You can take a look on liboil, they (try to) provide different implementation of the same function and choosing the fastest on initialization. Liboil has a pretty liberal licence, so you can take it also for proprietary software.
http://liboil.freedesktop.org/
I would always choose an initialization method that is part of the runtime or OS (memset) I am using (worse case pick one that is part of a library that I am using).
Why: If you are implementing your own initialization, you might end up with a marginally better solution now, but it is likely that in a couple of years the runtime has improved. And you don't want to do the same work that the guys maintaining the runtime do.
All this stands if the improvement in runtime is marginal. If you have a difference of an order of magnitude between memset and your own initialization, then it makes sense to have your code running, but I really doubt this case.
The DDJ article acknowledges that memset is the best answer, and much faster than what he was trying to achieve:
There is something sacrosanct about C's memory manipulation functions memset, memcpy, and memcmp. They are likely to be highly optimized by the compiler vendor, to the extent that the compiler might detect calls to these functions and replace them with inline assembler instructions — this is the case with MSVC.
So, if memset works for you (ie. you are initializing with a single byte) then use it.
Whilst every millisecond may count, you should establish what percentage of your execution time is lost to setting memory. It is likely very low (1 or 2%??) given that you have useful work to do as well. Given that the optimization effort would likely have a much better rate of return elsewhere.
It depends what you're doing. If you have a very specific case, you can often vastly outperform the system libc (and/or compiler inlining) of memset and memcpy.

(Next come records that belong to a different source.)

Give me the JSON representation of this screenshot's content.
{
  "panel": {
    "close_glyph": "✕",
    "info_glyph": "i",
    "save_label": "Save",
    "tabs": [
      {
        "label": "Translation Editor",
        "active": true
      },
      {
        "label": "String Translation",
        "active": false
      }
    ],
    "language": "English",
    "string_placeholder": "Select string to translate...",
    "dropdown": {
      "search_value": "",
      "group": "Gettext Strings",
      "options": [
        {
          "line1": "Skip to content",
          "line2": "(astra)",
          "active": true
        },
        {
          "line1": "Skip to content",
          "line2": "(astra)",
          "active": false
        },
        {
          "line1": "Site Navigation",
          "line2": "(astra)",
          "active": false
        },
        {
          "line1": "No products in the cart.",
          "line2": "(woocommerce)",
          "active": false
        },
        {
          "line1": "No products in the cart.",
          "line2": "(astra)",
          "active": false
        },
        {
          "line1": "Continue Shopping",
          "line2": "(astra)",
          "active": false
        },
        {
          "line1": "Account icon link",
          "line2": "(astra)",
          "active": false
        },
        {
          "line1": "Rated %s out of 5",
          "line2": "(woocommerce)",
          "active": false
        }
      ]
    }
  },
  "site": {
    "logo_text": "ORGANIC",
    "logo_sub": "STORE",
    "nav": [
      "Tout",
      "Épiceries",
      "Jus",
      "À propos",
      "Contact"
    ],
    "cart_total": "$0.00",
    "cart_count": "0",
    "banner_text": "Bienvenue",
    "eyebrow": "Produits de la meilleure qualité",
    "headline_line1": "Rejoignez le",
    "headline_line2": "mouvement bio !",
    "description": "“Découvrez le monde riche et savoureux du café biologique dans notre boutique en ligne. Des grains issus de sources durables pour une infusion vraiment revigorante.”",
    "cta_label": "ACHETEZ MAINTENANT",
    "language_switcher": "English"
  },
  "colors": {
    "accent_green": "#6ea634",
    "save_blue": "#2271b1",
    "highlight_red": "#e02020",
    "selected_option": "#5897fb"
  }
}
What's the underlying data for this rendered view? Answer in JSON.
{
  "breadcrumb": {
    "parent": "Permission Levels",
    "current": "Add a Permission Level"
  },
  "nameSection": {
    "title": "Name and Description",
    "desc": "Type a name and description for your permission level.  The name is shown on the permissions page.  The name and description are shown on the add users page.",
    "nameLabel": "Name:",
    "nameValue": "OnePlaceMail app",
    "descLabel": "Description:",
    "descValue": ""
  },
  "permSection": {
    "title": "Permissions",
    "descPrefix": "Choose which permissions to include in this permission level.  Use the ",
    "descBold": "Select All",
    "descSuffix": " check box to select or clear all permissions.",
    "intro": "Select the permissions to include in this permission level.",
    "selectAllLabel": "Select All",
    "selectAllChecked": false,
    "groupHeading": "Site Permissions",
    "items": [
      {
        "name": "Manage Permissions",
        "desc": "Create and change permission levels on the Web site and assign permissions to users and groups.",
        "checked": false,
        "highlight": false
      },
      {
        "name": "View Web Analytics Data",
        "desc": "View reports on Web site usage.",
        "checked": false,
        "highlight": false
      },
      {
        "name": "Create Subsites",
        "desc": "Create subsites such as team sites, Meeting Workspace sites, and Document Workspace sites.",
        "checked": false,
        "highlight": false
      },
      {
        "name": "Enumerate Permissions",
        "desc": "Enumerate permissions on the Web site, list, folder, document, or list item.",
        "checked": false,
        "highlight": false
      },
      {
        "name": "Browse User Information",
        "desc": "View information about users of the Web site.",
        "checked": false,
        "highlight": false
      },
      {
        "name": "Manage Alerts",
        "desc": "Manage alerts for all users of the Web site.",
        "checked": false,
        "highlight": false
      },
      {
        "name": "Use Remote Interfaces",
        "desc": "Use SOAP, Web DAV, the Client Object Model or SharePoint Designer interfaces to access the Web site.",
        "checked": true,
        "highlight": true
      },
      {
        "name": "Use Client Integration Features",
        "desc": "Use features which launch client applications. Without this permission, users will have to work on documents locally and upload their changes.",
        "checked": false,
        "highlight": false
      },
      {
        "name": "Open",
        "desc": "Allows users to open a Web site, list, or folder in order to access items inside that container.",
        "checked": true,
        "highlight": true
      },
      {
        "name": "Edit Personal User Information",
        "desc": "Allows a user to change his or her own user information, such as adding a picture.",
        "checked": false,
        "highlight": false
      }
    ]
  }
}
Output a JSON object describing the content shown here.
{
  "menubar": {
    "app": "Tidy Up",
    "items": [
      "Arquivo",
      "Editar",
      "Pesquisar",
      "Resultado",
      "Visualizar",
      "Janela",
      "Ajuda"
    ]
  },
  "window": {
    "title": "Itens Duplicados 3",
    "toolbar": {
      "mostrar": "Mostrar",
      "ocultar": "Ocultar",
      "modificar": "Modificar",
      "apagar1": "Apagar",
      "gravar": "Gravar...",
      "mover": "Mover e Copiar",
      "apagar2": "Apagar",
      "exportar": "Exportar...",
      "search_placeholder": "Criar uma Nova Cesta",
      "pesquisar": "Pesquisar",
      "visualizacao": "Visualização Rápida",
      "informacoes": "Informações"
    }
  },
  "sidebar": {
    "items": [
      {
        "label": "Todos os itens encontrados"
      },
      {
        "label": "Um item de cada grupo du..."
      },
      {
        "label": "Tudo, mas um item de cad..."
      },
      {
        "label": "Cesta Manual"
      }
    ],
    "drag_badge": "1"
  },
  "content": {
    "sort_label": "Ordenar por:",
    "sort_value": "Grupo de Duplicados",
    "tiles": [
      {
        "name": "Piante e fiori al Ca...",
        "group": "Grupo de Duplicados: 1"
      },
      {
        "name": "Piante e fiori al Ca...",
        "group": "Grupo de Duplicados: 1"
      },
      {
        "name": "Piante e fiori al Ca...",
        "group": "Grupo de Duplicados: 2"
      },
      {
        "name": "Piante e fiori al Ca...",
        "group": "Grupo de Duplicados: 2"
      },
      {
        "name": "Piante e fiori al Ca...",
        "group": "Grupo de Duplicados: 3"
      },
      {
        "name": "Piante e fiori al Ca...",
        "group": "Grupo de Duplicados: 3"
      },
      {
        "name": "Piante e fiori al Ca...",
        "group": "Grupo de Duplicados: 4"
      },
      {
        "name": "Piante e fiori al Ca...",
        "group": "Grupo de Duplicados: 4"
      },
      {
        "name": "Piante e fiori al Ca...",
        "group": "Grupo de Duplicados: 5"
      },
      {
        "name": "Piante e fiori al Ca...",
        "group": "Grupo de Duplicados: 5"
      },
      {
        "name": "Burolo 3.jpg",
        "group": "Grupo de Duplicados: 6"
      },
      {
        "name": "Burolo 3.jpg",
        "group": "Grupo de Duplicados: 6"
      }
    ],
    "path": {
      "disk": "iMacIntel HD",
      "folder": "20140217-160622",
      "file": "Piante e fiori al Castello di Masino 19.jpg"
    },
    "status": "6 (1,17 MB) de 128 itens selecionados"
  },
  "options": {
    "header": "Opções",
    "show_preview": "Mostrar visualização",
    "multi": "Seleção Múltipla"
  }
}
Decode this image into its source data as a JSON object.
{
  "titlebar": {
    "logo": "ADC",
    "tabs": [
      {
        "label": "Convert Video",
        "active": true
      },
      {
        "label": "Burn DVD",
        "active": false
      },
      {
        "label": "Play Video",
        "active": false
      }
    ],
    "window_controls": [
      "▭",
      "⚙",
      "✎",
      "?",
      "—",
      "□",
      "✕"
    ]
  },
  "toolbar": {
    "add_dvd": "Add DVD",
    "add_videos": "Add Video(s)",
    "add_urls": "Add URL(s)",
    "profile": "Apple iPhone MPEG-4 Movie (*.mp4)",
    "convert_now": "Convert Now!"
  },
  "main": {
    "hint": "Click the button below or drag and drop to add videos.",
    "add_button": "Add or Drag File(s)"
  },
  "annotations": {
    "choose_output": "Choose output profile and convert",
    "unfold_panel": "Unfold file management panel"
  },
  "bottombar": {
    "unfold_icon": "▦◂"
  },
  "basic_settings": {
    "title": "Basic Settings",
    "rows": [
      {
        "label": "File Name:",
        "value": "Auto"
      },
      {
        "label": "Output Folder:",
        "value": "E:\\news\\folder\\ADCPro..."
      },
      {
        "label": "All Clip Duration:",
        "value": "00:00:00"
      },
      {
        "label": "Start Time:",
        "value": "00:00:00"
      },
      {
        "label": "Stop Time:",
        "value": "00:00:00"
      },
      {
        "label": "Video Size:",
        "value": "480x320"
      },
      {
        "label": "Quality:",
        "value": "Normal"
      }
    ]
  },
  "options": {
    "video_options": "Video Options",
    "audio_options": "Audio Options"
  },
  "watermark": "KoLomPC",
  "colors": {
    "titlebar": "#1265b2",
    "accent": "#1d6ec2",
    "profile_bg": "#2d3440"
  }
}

For example, for the program I work on, I wrote a 16-byte-aligned memcpy and memset designed for small data sizes. The memcpy was made for multiple-of-16 sizes greater than or equal to 64 only (with data aligned to 16), and memset was made for multiple-of-128 sizes only. These restrictions allowed me to get enormous speed, and since I controlled the application, I could tailor the functions specifically to what was needed, and also tailor the application to align all necessary data.
The memcpy performed at about 8-9x the speed of the Windows native memcpy, knocing a 460-byte copy down to a mere 50 clock cycles. The memset was about 2.5x faster, filling a stack array of zeros extremely quickly.
If you're interested in these functions, they can be found here; drop down to around line 600 for the memcpy and memset. They're rather trivial. Note they're designed for small buffers that are supposed to be in cache; if you want to initialize enormous amounts of data in memory while bypassing cache, your issue may be more complex.
The year isn't 2001 anymore. Since then, new versions of Visual Studio have appeared. I've taken the time to study the memset in those. They will use SSE for memset (if available, of course). If your old code was correct, statistically if will now be faster. But you might hit an unfortunate cornercase. I expect the same from GCC, although I haven't studied the code. It's a fairly obvious improvement, and an Open-Source compiler. Someone will have created the patch.